Embora Trump esteja agora empenhado em reescrever a história e apresentar-se como pacificador, ele foi fundamental para a escalada de tensões que levou à invasão da Ucrânia pela Rússia em 2022. Em 2019, ele retirou-se unilateralmente do Tratado de 1987 sobre Forças Nucleares de Alcance Intermédio. Isso abriu a porta para que os EUA lançassem um potencial primeiro ataque contra a Rússia, usando mísseis estacionados nas proximidades dos membros da NATO, Roménia e Polónia. Também enviou armas anti-tanque Javelin para a Ucrânia, uma medida evitada pelo seu antecessor, Barack Obama, por recear que fosse vista como uma provocação.

A NATO prometeu repetidamente trazer a Ucrânia para o seu seio, apesar dos avisos da Rússia de que esse passo era visto como uma ameaça existencial, de que Moscovo não podia permitir que Washington colocasse mísseis na sua fronteira, tal como os EUA não aceitaram os mísseis soviéticos estacionados em Cuba no início da década de 1960. Washington avançou na mesma, chegando mesmo a apoiar um golpe ao estilo da revolução colorida em 2014 contra o governo eleito em Kiev, cujo crime foi ser demasiado simpático a Moscovo.

Com o país em crise, Zelensky foi eleito pelos ucranianos como candidato da paz, para pôr fim a uma guerra civil brutal - desencadeada por esse golpe - entre forças anti-russas e "nacionalistas" no oeste do país e populações de etnia russa no leste. O Presidente ucraniano quebrou rapidamente essa promessa.

Trump acusou Zelensky de ser um "ditador". Mas se o é, é apenas porque Washington assim o quis, ignorando a vontade da maioria dos ucranianos.

A mais vermelha das linhas vermelhas

A função de Zelensky era fazer um jogo da galinha com Moscovo. O pressuposto era que os EUA ganhariam qualquer que fosse o resultado. Ou o bluff do Presidente russo, Vladimir Putin, seria desfeito. A Ucrânia seria acolhida na NATO, tornando-se a mais avançada das bases avançadas da aliança contra a Rússia, permitindo que mísseis balísticos com armas nucleares ficassem estacionados a minutos de Moscovo. Ou então Putin iria finalmente concretizar as suas ameaças de anos de invasão do seu vizinho para impedir que a NATO ultrapassasse a mais vermelha das linhas vermelhas que ele tinha estabelecido sobre a Ucrânia.

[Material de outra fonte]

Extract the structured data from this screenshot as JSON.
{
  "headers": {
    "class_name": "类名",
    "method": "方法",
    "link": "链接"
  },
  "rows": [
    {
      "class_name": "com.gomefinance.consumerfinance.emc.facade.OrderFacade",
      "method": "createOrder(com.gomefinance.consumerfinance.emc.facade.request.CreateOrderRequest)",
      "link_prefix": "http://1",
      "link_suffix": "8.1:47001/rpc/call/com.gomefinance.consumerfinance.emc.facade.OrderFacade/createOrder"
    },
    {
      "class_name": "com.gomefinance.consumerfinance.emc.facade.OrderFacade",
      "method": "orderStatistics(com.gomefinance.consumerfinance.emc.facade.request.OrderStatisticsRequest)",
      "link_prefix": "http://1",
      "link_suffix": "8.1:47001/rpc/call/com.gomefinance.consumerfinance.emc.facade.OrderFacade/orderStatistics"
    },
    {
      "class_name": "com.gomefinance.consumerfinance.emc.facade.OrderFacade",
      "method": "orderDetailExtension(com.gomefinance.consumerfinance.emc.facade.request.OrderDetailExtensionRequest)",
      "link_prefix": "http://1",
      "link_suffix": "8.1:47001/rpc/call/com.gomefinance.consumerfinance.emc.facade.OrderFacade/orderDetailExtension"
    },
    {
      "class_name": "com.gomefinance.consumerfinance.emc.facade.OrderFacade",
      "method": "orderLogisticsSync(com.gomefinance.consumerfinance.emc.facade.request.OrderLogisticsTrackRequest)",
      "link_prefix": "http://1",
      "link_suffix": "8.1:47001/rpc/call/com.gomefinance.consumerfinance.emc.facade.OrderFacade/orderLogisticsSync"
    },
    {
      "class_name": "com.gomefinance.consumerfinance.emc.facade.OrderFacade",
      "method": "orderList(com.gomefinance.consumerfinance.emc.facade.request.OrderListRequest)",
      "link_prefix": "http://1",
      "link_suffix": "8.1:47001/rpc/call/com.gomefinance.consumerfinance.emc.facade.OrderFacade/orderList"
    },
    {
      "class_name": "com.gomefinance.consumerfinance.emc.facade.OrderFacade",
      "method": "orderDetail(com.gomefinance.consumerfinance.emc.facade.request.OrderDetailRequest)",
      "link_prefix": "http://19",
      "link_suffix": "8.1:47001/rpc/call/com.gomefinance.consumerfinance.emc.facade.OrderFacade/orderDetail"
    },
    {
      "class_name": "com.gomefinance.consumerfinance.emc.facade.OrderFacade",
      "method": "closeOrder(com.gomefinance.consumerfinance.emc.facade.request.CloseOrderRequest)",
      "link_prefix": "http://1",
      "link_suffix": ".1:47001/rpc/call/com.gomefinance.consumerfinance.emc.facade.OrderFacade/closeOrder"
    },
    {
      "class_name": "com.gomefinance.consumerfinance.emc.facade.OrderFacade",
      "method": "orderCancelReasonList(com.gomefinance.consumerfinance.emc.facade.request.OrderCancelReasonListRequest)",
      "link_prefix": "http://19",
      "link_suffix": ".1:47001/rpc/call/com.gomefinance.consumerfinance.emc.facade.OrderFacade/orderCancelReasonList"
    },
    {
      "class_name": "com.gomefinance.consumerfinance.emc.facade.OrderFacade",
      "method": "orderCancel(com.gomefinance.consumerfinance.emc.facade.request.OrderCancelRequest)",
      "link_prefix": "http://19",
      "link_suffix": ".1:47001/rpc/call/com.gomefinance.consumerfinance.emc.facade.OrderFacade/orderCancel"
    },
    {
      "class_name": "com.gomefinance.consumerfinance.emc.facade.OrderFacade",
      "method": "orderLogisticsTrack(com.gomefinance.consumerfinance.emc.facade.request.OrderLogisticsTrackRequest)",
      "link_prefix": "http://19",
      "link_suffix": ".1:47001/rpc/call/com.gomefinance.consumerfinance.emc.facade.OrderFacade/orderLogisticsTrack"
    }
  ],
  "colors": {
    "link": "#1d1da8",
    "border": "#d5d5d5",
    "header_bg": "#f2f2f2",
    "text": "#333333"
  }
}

Washington poderia então alegar "auto-defesa" em nome da Ucrânia, e ridiculamente simular receio perante o público ocidental de que Putin estaria a seguir a Polónia, a Alemanha, a França e a Grã-Bretanha. Foram estes os pretextos para armar Kiev ao máximo, em vez de procurar um acordo de paz rápido. E assim começou uma guerra de atrito por procuração contra a Rússia, utilizando homens ucranianos como carne para canhão. O objetivo era desgastar a Rússia militar e economicamente, e provocar o derrube de Putin.

Zelensky fez exatamente o que lhe foi pedido. Quando, no início, pareceu vacilar e considerou assinar um acordo de paz com Moscovo, o primeiro-ministro britânico da altura, Boris Johnson, foi despachado com uma mensagem de Washington: continuem a lutar. Este é o mesmo Boris Johnson que agora admite, sem qualquer problema, que o Ocidente está a travar uma "guerra por procuração" contra a Rússia. Os seus comentários não geraram qualquer polémica. O que é muito estranho, uma vez que os críticos que chamaram a atenção para este facto óbvio há três anos foram imediatamente denunciados por espalharem "desinformação sobre Putin" e "pontos de discussão" do Kremlin.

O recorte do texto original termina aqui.